After using my random orbital sander, I used a 240 grit sandpaper sheet to sand everything down to make sure the table was shaped correctly.
Staining the Coffee Table
I decided to stain this MCM coffee table using a gel stain by General Finishes, the color I chose is called Candlelite.
Applying gel stain is simple:
- Clean the wooden surface free from dust. I used a tack cloth.
- Apply gel stain generously over the full piece.
- Once done applying, you can grab a clean rag and begin wiping it all off.

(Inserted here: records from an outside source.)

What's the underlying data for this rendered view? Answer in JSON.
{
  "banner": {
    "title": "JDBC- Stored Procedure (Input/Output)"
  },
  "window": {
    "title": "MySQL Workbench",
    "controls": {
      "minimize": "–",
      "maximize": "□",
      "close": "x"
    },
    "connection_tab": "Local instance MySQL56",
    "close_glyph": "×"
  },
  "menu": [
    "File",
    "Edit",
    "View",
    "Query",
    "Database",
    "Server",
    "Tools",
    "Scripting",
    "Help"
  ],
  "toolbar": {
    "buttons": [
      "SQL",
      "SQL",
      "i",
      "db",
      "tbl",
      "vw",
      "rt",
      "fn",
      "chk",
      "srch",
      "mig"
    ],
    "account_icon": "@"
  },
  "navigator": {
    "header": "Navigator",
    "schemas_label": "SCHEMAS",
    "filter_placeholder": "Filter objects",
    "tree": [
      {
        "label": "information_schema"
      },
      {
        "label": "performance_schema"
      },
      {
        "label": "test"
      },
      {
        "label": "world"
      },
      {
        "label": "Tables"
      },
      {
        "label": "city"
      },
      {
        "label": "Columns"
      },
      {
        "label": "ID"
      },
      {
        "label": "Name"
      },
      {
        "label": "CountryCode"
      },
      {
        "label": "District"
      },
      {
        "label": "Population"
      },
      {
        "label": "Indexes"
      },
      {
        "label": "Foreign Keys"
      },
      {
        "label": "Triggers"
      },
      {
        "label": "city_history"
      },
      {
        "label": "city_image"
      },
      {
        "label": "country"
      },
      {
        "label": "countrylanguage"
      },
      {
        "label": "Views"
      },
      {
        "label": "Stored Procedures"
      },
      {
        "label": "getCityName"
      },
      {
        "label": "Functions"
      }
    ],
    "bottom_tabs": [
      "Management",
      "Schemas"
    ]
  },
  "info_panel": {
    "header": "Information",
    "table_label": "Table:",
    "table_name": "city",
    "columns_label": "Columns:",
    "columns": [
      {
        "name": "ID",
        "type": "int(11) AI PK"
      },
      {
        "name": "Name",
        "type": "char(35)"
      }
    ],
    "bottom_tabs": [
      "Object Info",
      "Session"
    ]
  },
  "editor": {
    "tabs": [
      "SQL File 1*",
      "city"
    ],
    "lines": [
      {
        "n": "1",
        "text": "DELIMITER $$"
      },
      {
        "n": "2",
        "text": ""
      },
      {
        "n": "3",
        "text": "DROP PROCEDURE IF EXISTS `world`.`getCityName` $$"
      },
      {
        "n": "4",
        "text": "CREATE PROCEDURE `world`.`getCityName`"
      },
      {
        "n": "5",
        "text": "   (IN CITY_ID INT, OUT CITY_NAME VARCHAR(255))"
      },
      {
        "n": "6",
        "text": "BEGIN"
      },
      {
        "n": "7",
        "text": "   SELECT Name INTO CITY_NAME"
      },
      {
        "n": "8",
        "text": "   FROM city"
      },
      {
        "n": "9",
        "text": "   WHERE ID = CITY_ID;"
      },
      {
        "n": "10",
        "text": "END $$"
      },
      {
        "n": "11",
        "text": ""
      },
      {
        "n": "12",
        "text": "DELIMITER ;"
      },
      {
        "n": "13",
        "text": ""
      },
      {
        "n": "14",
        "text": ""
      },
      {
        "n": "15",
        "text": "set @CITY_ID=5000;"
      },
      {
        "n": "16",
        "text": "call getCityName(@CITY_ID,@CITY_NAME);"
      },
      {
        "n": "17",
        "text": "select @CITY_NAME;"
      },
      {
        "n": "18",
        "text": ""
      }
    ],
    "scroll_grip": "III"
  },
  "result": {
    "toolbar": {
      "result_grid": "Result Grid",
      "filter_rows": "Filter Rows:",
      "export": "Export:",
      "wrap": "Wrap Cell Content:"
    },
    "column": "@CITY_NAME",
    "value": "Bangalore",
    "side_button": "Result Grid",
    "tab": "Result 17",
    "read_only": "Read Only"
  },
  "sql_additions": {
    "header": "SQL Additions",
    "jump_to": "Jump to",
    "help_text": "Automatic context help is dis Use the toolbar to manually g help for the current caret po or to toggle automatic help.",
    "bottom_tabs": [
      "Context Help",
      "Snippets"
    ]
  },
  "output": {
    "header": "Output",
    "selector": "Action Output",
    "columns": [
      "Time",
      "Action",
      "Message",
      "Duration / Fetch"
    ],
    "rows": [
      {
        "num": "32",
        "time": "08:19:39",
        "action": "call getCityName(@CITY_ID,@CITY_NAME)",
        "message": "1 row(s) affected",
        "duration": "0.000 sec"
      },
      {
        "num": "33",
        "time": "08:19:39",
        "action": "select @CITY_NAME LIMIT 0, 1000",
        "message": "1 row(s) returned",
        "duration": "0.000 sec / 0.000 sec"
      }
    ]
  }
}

That’s how easy gel stain is to apply. Make sure you wipe it all off, leaving excess stain will dry blotchy and look unprofessional. Also wipe with the wood grain, I find it makes it look best.
Sealing the Coffee Table
To seal and protect the MCM coffee table I chose to use a spray lacquer from the can. The application process is straightforward; go back and forth, making sure you cover everything. Then re-apply 3 coats in total after each dries.
Do not apply it too thick as you can cause drips; these are a pain and require sanding to clean up.
I chose a gloss sheen, mainly because the store only had this sheen. But I do think a gloss look on a nice MCM piece like this coffee table is a good idea.
Buffing/Rubbing/Polishing Out the Lacquer
You won’t see this process in the video, but I ended up buffing the lacquer to make it feel even better. I made sure the lacquer dried for a couple of days. I came back and wiped it clean with a tack cloth, then I rubbed some minwax finishing paste was all over the top of the table.
I rubbed it in pretty good, then I grabbed 0000 steel wool and rubbed hard in a circular motion buffing the surface.
After buffing with the steel wool, I grabbed a clean rag and buffed it again. Then I rubbed it out ensuring the wax was no longer visible.
When I finished, I left the table to fully dry again. After this process it felt like a buttery smooth surface that looks and feels professional.